The fund management needs to get paid too
All actively managed mutual funds charge for their services. After all, people who make buying and selling decisions around the fund can’t do it for free. They also need offices, marketing budgets, and fancy coffee for visitors. In most cases, mutual funds pay a percentage of their assets to a management team and that amount is called MER (management expense ratio). You can find the percentage paid to management in the prospectus document given to you (or find it online). Here’s a typical breakdown of management fees:
You have to be aware of the MER charges when investing your money in mutual funds because they do affect your returns. After all, if your fund gained 10% last year, your actual return would only be (10% - expense %). Some funds have higher expenses, some have lower ones. For example, index mutual funds almost always have lower expense ratios which make them far more appealing than mutual funds pushed by big brokerage companies, sometimes as high as 2.7%. You might not think this is a huge amount, but over the long period of time even 1% difference in MER charges makes a huge difference on your overall portfolio. If you feel like playing around with numbers, check out this calculator to get an idea how MERs can affect your portfolio performance.
Also, keep in mind that fund’s management team gets paid either way. Whether your fund loses money or makes money, the MER amount is being taken out of the mutual fund and transferred to mutual fund management team. While some people might say that actively managed mutual funds deliver better results and thus make up for higher expenses, a number of studies find that only a minority of mutual funds beat the market.
Personally, I wasn’t aware of management expense ratios when I was taking my first steps into investing world. To me all funds sounded the same, and the only number that mattered was their performance. If I was to start investing in mutual funds all over again, I would stay away from funds that charge high MER and instead look into cheaper index funds or ETF funds.

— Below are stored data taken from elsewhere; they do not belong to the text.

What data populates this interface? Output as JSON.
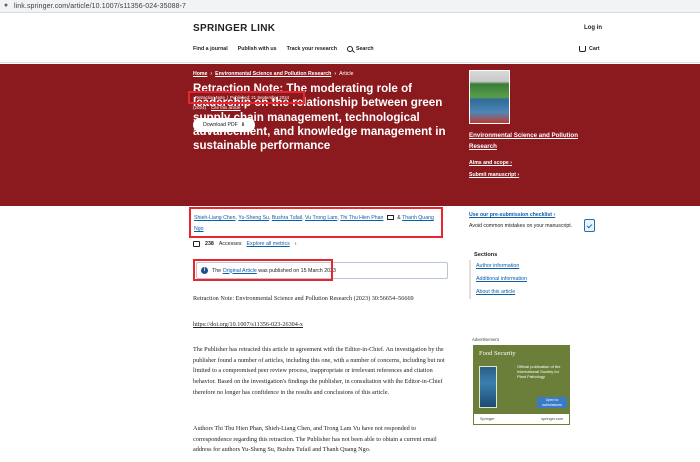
{
  "browser": {
    "url": "link.springer.com/article/10.1007/s11356-024-35088-7"
  },
  "header": {
    "logo": "SPRINGER LINK",
    "login": "Log in",
    "nav": {
      "find_journal": "Find a journal",
      "publish": "Publish with us",
      "track": "Track your research",
      "search": "Search",
      "cart": "Cart"
    }
  },
  "hero": {
    "breadcrumb": {
      "home": "Home",
      "section": "Environmental Science and Pollution Research",
      "current": "Article"
    },
    "title": "Retraction Note: The moderating role of leadership on the relationship between green supply chain management, technological advancement, and knowledge management in sustainable performance",
    "type": "Retraction Note",
    "published": "Published: 21 September 2024",
    "volume": "(2024)",
    "cite": "Cite this article",
    "download": "Download PDF",
    "journal": {
      "name": "Environmental Science and Pollution Research",
      "aims": "Aims and scope",
      "submit": "Submit manuscript"
    }
  },
  "authors": {
    "list": [
      "Shieh-Liang Chen",
      "Yu-Sheng Su",
      "Bushra Tufail",
      "Vu Trong Lam",
      "Thi Thu Hien Phan"
    ],
    "separator": ",",
    "amp": "&",
    "last": "Thanh Quang Ngo"
  },
  "metrics": {
    "accesses_count": "238",
    "accesses_label": "Accesses",
    "explore": "Explore all metrics"
  },
  "notice": {
    "prefix": "The",
    "link": "Original Article",
    "suffix": "was published on 15 March 2023"
  },
  "content": {
    "retraction_head": "Retraction Note: Environmental Science and Pollution Research (2023) 30:56654–56669",
    "doi": "https://doi.org/10.1007/s11356-023-26304-x",
    "para1": "The Publisher has retracted this article in agreement with the Editor-in-Chief. An investigation by the publisher found a number of articles, including this one, with a number of concerns, including but not limited to a compromised peer review process, inappropriate or irrelevant references and citation behavior. Based on the investigation's findings the publisher, in consultation with the Editor-in-Chief therefore no longer has confidence in the results and conclusions of this article.",
    "para2": "Authors Thi Thu Hien Phan, Shieh-Liang Chen, and Trong Lam Vu have not responded to correspondence regarding this retraction. The Publisher has not been able to obtain a current email address for authors Yu-Sheng Su, Bushra Tufail and Thanh Quang Ngo."
  },
  "sidebar": {
    "checklist_link": "Use our pre-submission checklist",
    "checklist_sub": "Avoid common mistakes on your manuscript.",
    "sections_title": "Sections",
    "sections": [
      "Author information",
      "Additional information",
      "About this article"
    ],
    "advertisement": "Advertisement",
    "ad": {
      "title": "Food Security",
      "text": "Official publication of the International Society for Plant Pathology",
      "button": "Open to submissions",
      "brand": "Springer",
      "site": "springer.com"
    }
  }
}
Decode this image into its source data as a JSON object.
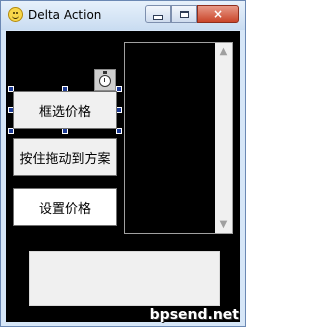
{
  "window": {
    "title": "Delta Action",
    "icon": "smiley-icon",
    "controls": {
      "minimize": "minimize-icon",
      "maximize": "maximize-icon",
      "close": "×"
    }
  },
  "buttons": {
    "select_price": "框选价格",
    "drag_to_scheme": "按住拖动到方案",
    "set_price": "设置价格"
  },
  "timer": {
    "icon": "stopwatch-icon"
  },
  "listbox": {
    "scroll_up": "▲",
    "scroll_down": "▼"
  },
  "watermark": "bpsend.net"
}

Word of advice: when investing your money in mutual funds, be aware of management expense ratios (MER), look for them in prospectus documents, ask your broker about them, and keep them in mind when choosing between funds.
Some funds have deferred sales charges (DSC)

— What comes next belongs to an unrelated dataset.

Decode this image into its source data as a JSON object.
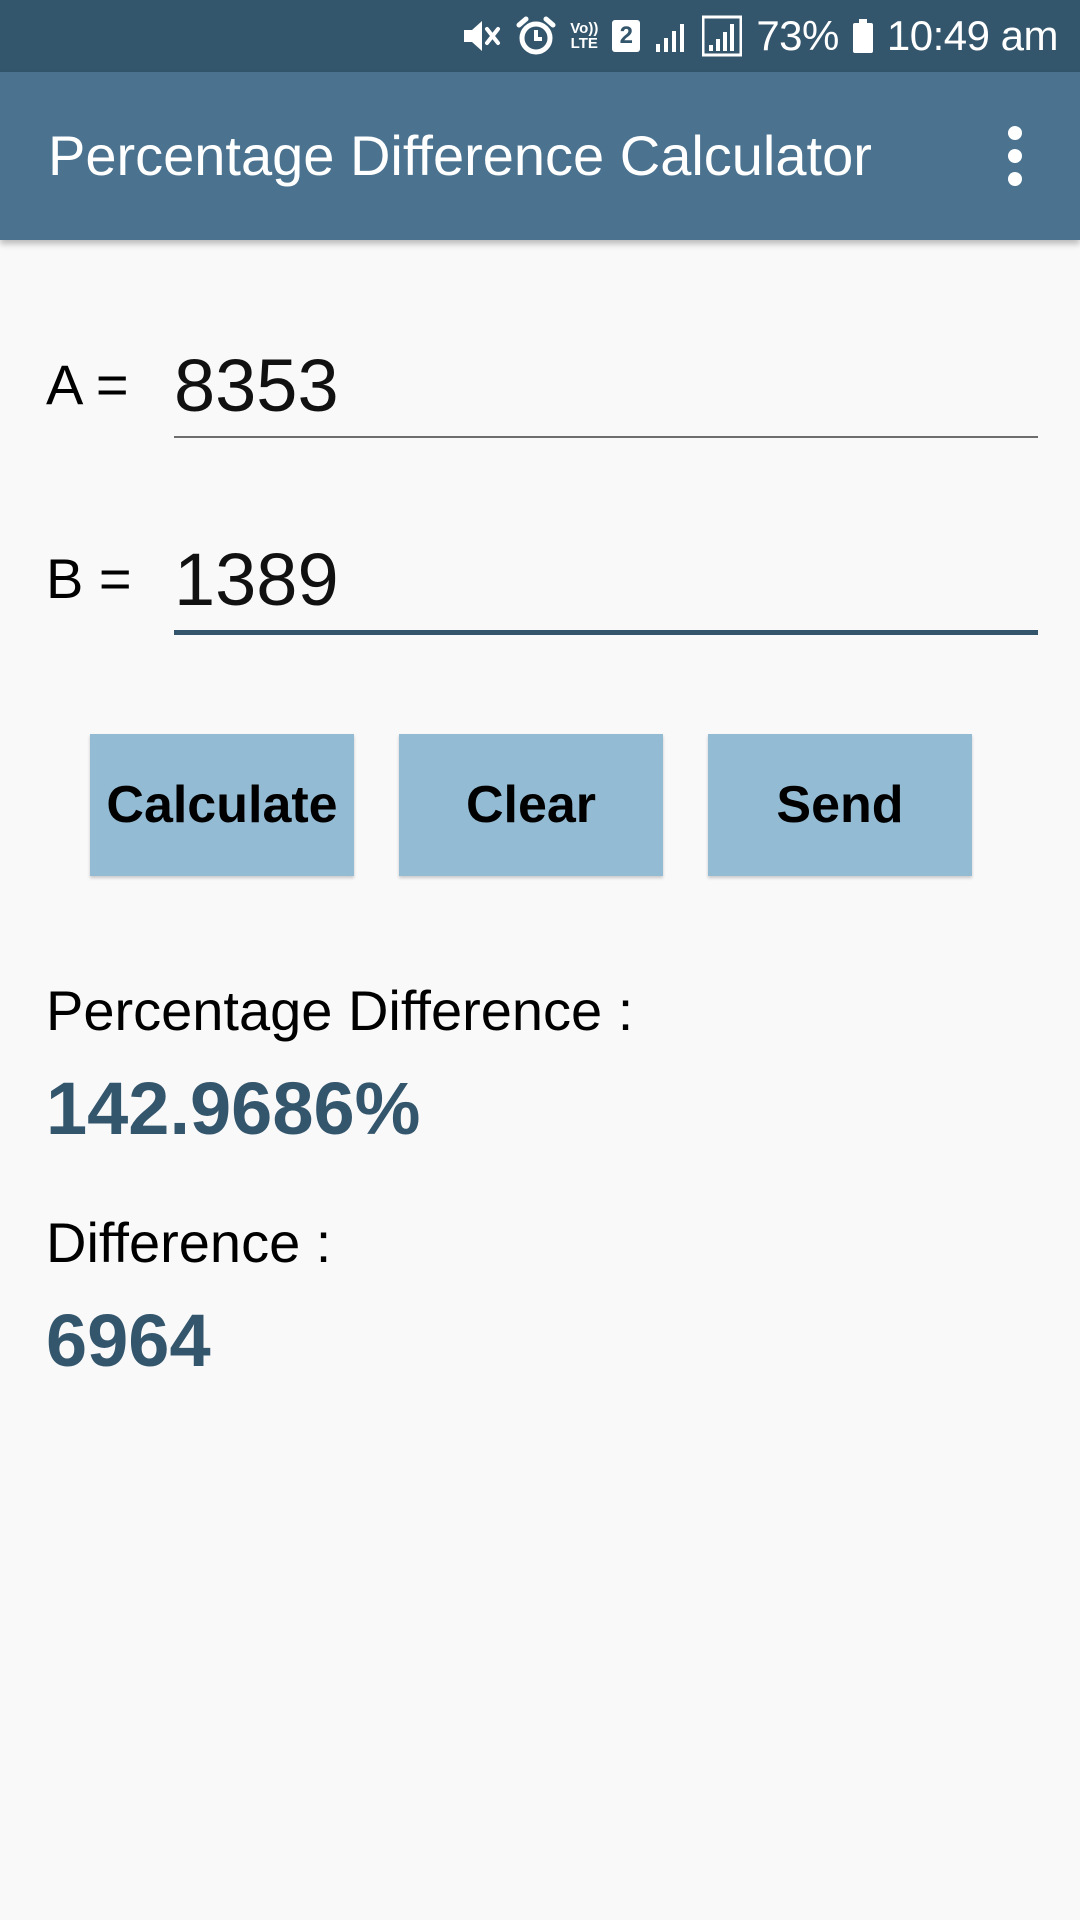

Most mutual funds have sales charges associated with them. Sometimes they’re charged right away and taken out of your investment thus reducing your buying power (these funds are known as front-loaded). Others charge you a sales charge when you decide to sell (back-loaded) and the amount is prorated to the length of time you’ve been holding your investments in this particular mutual fund. Believe it or not, there are also no-load mutual funds that don’t charge sales charges when you sell them.
Here’s a typical deferred sales charge (DSC) schedule for an actively-managed mutual fund (keep in mind that numbers might differ from fund to fund):
What does it mean to you? This means that if buy $10,000 worth of back-loaded mutual fund and decided to sell it the next day, you will get charged 6% of your investment. Most of this sales charge pays for the commission the mutual fund paid out to your broker when you put the transaction through.
Now, is this a big deal? If your investment horizon is several decades and you’re in for a long haul, the deferred sales charge might not be a big deal to you. But if you’re just starting investing in mutual funds and you’re not sure how long you want to hold this particular fund, you might want to go with no-load funds. In my case, I had to pay deferred sales charges when I’ve decided to change my investment strategy and ended up selling my mutual funds.
Word of advice: before you complete the transaction, make sure you’re aware of any DSC charges attached to funds you’re purchasing. Ask your broker - are these funds back-load, front-load, or no load at all? If your investment horizon is short, you might want to look into purchasing no-load mutual funds.